L’objectif du Fonds d’appui à la création d’entreprise par les jeunes qui a débuté en 2019 était de financer 1 652 entreprises dans le District de Bamako, la région de Koulikoro, de Mopti, Tombouctou, Ségou, Sikasso et Kita, explique Chloé Rimmann, chargée de mission Genre, Plaidoyer et Communication. La structure dispose actuellement de trois guichets principaux. Celui pour la création d’entreprise pour des jeunes entre 18 et 30 ans et 35 ans pour les femmes, un pour les entreprises en croissance, et un dernier qui vient de démarrer avec pour objectif de financer des entreprises écologiques.

Le Facej travaille avec des partenaires « facilitateurs ». Ce sont des structures d’accompagnement, des ONG, des centres d’incubation qui sont une soixantaine.  Ce sont elles qui identifient les jeunes, et appuie dans l’élaboration d’un plan d’affaires. Il s’agit aussi de les accompagner dans l’obtention d’un prêt bancaire. Des prêts bancaires au taux d’intérêt de 8% avec quatre partenaires (BNDA, COFINA, CORIS, ORABANK) et le Fonds de garantie du secteur privé qui appuie.  Lorsque les jeunes obtiennent des prêts bancaires, ils sont accompagnés entre 12 mois pour les entreprises en croissance et 18 mois pour les startups pour les appuyer dans la consolidation de leur entreprise.  Ces derniers bénéficient aussi d’une formation en gestion d’entreprise.

Ils sont dans plusieurs domaines, sauf le commerce général.
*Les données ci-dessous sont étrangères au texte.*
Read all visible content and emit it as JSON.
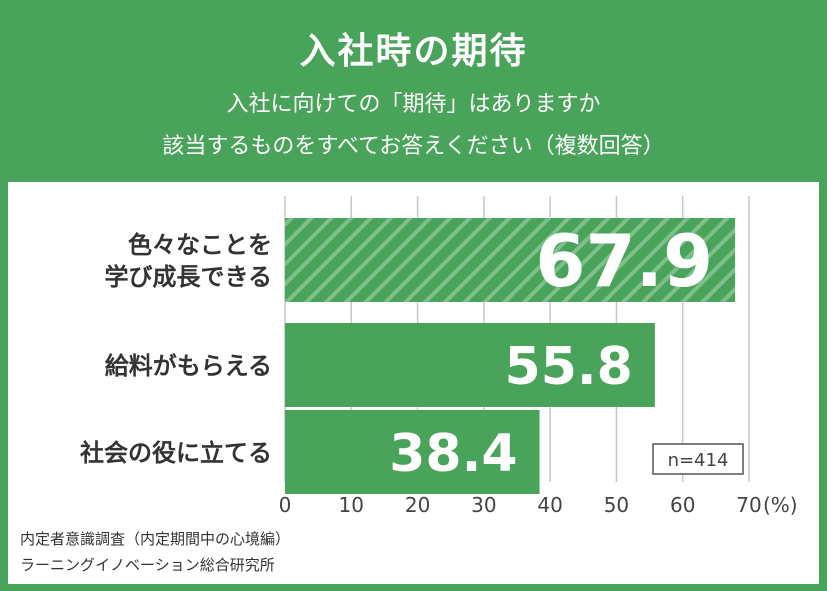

Le projet doit représenter une valeur ajoutée, comme l’agro business, le digital, la mode, les services, notamment.

Des contraintes récurrentes

L’une des contraintes des jeunes entrepreneurs reste l’écosystème même qui est peu « propice à l’entrepreneuriat formel », note notre interlocutrice. Or, l’une des conditions de l’accompagnement du Facej est cette formalisation. Aussi, même l’accès à l’information demeure difficile.
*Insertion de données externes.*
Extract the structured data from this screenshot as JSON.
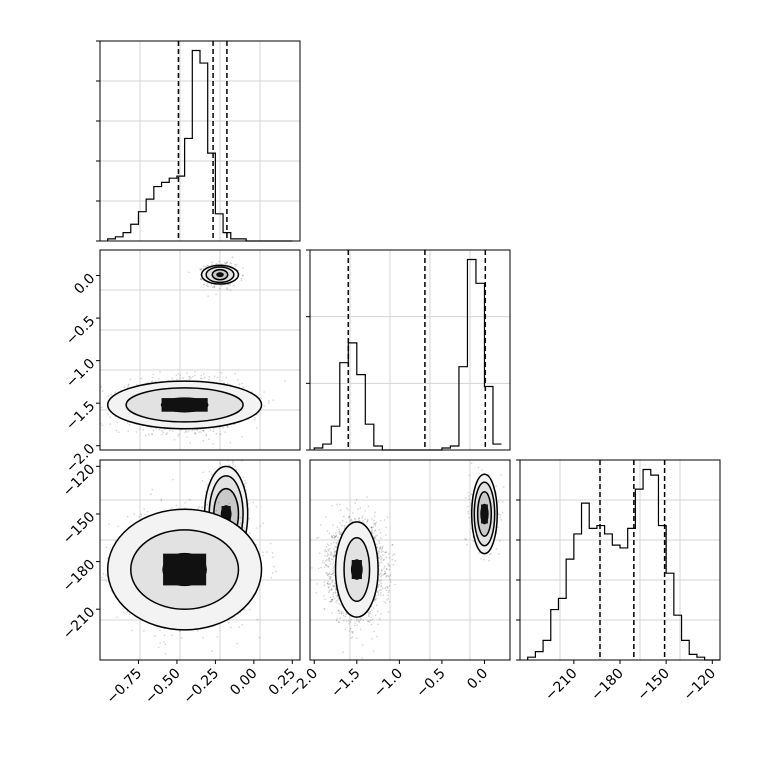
{
  "figure": {
    "type": "corner-plot"
  },
  "chart_data": [
    {
      "id": "hist-p1",
      "type": "bar",
      "panel": "histogram",
      "xlim": [
        -1.0,
        0.3
      ],
      "bin_edges": [
        -0.95,
        -0.9,
        -0.85,
        -0.8,
        -0.75,
        -0.7,
        -0.65,
        -0.6,
        -0.55,
        -0.5,
        -0.45,
        -0.4,
        -0.35,
        -0.3,
        -0.25,
        -0.2,
        -0.15,
        -0.1,
        -0.05,
        0.0,
        0.05,
        0.1,
        0.15,
        0.2,
        0.25
      ],
      "counts": [
        0.01,
        0.02,
        0.04,
        0.08,
        0.14,
        0.2,
        0.26,
        0.28,
        0.3,
        0.31,
        0.49,
        0.91,
        0.85,
        0.42,
        0.13,
        0.04,
        0.01,
        0.01,
        0,
        0,
        0,
        0,
        0,
        0
      ],
      "quantile_lines": [
        -0.49,
        -0.265,
        -0.175
      ],
      "ytick_count": 5,
      "grid": true
    },
    {
      "id": "hist-p2",
      "type": "bar",
      "panel": "histogram",
      "xlim": [
        -2.05,
        0.3
      ],
      "bin_edges": [
        -2.0,
        -1.9,
        -1.8,
        -1.7,
        -1.6,
        -1.5,
        -1.4,
        -1.3,
        -1.2,
        -1.1,
        -1.0,
        -0.9,
        -0.8,
        -0.7,
        -0.6,
        -0.5,
        -0.4,
        -0.3,
        -0.2,
        -0.1,
        0.0,
        0.1,
        0.2
      ],
      "counts": [
        0.01,
        0.03,
        0.12,
        0.44,
        0.54,
        0.38,
        0.13,
        0.02,
        0,
        0,
        0,
        0,
        0,
        0,
        0,
        0.01,
        0.02,
        0.42,
        0.96,
        0.84,
        0.32,
        0.03
      ],
      "quantile_lines": [
        -1.6,
        -0.7,
        0.01
      ],
      "ytick_count": 3,
      "grid": true
    },
    {
      "id": "hist-p3",
      "type": "bar",
      "panel": "histogram",
      "xlim": [
        -245,
        -115
      ],
      "bin_edges": [
        -240,
        -235,
        -230,
        -225,
        -220,
        -215,
        -210,
        -205,
        -200,
        -195,
        -190,
        -185,
        -180,
        -175,
        -170,
        -165,
        -160,
        -155,
        -150,
        -145,
        -140,
        -135,
        -130,
        -125,
        -120,
        -115
      ],
      "counts": [
        0.01,
        0.03,
        0.07,
        0.18,
        0.22,
        0.36,
        0.45,
        0.56,
        0.47,
        0.48,
        0.45,
        0.41,
        0.4,
        0.47,
        0.61,
        0.68,
        0.66,
        0.48,
        0.31,
        0.16,
        0.07,
        0.02,
        0.01,
        0,
        0
      ],
      "quantile_lines": [
        -193,
        -171,
        -151
      ],
      "ytick_count": 5,
      "grid": true
    },
    {
      "id": "scatter-p1-p2",
      "type": "scatter",
      "panel": "density-contour",
      "xlim": [
        -1.0,
        0.3
      ],
      "ylim": [
        -2.05,
        0.3
      ],
      "clusters": [
        {
          "center": [
            -0.22,
            0.01
          ],
          "spread": [
            0.05,
            0.06
          ],
          "points": 900,
          "contour_radii": [
            [
              0.02,
              0.02
            ],
            [
              0.05,
              0.06
            ],
            [
              0.09,
              0.09
            ],
            [
              0.12,
              0.11
            ]
          ]
        },
        {
          "center": [
            -0.45,
            -1.52
          ],
          "spread": [
            0.18,
            0.13
          ],
          "points": 2800,
          "contour_radii": [
            [
              0.15,
              0.08
            ],
            [
              0.38,
              0.2
            ],
            [
              0.5,
              0.28
            ]
          ]
        }
      ],
      "yticks": [
        0.0,
        -0.5,
        -1.0,
        -1.5,
        -2.0
      ],
      "ytick_labels": [
        "0.0",
        "−0.5",
        "−1.0",
        "−1.5",
        "−2.0"
      ],
      "ylabel": "",
      "grid": true
    },
    {
      "id": "scatter-p1-p3",
      "type": "scatter",
      "panel": "density-contour",
      "xlim": [
        -1.0,
        0.3
      ],
      "ylim": [
        -242,
        -116
      ],
      "clusters": [
        {
          "center": [
            -0.18,
            -150
          ],
          "spread": [
            0.06,
            13
          ],
          "points": 1100,
          "contour_radii": [
            [
              0.03,
              5
            ],
            [
              0.08,
              16
            ],
            [
              0.11,
              24
            ],
            [
              0.14,
              30
            ]
          ]
        },
        {
          "center": [
            -0.45,
            -185
          ],
          "spread": [
            0.18,
            15
          ],
          "points": 2600,
          "contour_radii": [
            [
              0.14,
              10
            ],
            [
              0.35,
              25
            ],
            [
              0.5,
              38
            ]
          ]
        }
      ],
      "yticks": [
        -120,
        -150,
        -180,
        -210
      ],
      "ytick_labels": [
        "−120",
        "−150",
        "−180",
        "−210"
      ],
      "xticks": [
        -0.75,
        -0.5,
        -0.25,
        0.0,
        0.25
      ],
      "xtick_labels": [
        "−0.75",
        "−0.50",
        "−0.25",
        "0.00",
        "0.25"
      ],
      "xlabel": "",
      "ylabel": "",
      "grid": true
    },
    {
      "id": "scatter-p2-p3",
      "type": "scatter",
      "panel": "density-contour",
      "xlim": [
        -2.05,
        0.3
      ],
      "ylim": [
        -242,
        -116
      ],
      "clusters": [
        {
          "center": [
            0.0,
            -150
          ],
          "spread": [
            0.07,
            10
          ],
          "points": 1100,
          "contour_radii": [
            [
              0.04,
              6
            ],
            [
              0.08,
              14
            ],
            [
              0.12,
              20
            ],
            [
              0.15,
              25
            ]
          ]
        },
        {
          "center": [
            -1.5,
            -185
          ],
          "spread": [
            0.15,
            14
          ],
          "points": 2600,
          "contour_radii": [
            [
              0.06,
              6
            ],
            [
              0.15,
              20
            ],
            [
              0.25,
              30
            ]
          ]
        }
      ],
      "xticks": [
        -2.0,
        -1.5,
        -1.0,
        -0.5,
        0.0
      ],
      "xtick_labels": [
        "−2.0",
        "−1.5",
        "−1.0",
        "−0.5",
        "0.0"
      ],
      "xlabel": "",
      "grid": true
    },
    {
      "id": "hist-p3-axis",
      "type": "bar",
      "panel": "axis",
      "xticks": [
        -210,
        -180,
        -150,
        -120
      ],
      "xtick_labels": [
        "−210",
        "−180",
        "−150",
        "−120"
      ],
      "xlabel": ""
    }
  ]
}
Les jeunes entrepreneurs ont souvent du mal à savoir s‘orienter sur le choix du type d’entreprise, ou encore la fiscalité. Il faut ajouter à cela les différentes crises que traverse le Mali. Mais nombre d’entre eux sont « très résilients ».

Outre l’âge qui reste déterminant, les jeunes doivent avoir un minimum de formation. Un CAP ou autre, pas forcément un diplôme supérieur. Le but ultime est de choisir des « jeunes qui ont vraiment l’esprit d’entrepreneuriat, sont sérieux et comprennent qu’un prêt bancaire doit être remboursé », précise la chargée de Communication.

Pour célébrer ces entreprises déjà créées, le Facej a initié Facej Sugu qui tient sa deuxième édition cette année avec plus de 1 500 entreprises.

La première édition ayant donné aux jeunes des opportunités de gagner en visibilité, Facej entend poursuivre cette initiative pour davantage valoriser ces entreprises et magnifier le made in Mali.  Facej sugu, permet en outre de mettre en valeur les entreprises d’autres régions, pas seulement de Bamako.

C’est aussi un espace d’apprentissage où les jeunes seront en contact avec des entrepreneurs aguerris et auront l’opportunité d’apprendre à mieux exposer et à améliorer les stratégies commerciales.

Cette année le nombre d’exposants a été doublé et porté à 200 dont une centaine de Bamako. Un grand panel sur l’entrepreneuriat, avec Mossadeck Bally, (le président du CNPM), une entrepreneure du Niger, du Burkina Faso et un entrepreneur influenceur de la Côte d’Ivoire sera organisé à l’intention des participants.

Avec un objectif « presqu’atteint », le Facej envisage plus de 1 600 entreprises accompagnées, qu’il va falloir « consolider et pérenniser ».

 Le domaine qui intéresse actuellement la structure est celui de l’écologie.  Il s’agit de rendre les entreprises existantes plus vertes et d’encourager d’autres à voir le jour. « Si on peut créer des entreprises qui participeront à relever les défis du réchauffement dont le Mali souffre déjà des conséquences ; cela peut être bien, surtout dans le domaine de l’agriculture », conclut madame Rismann.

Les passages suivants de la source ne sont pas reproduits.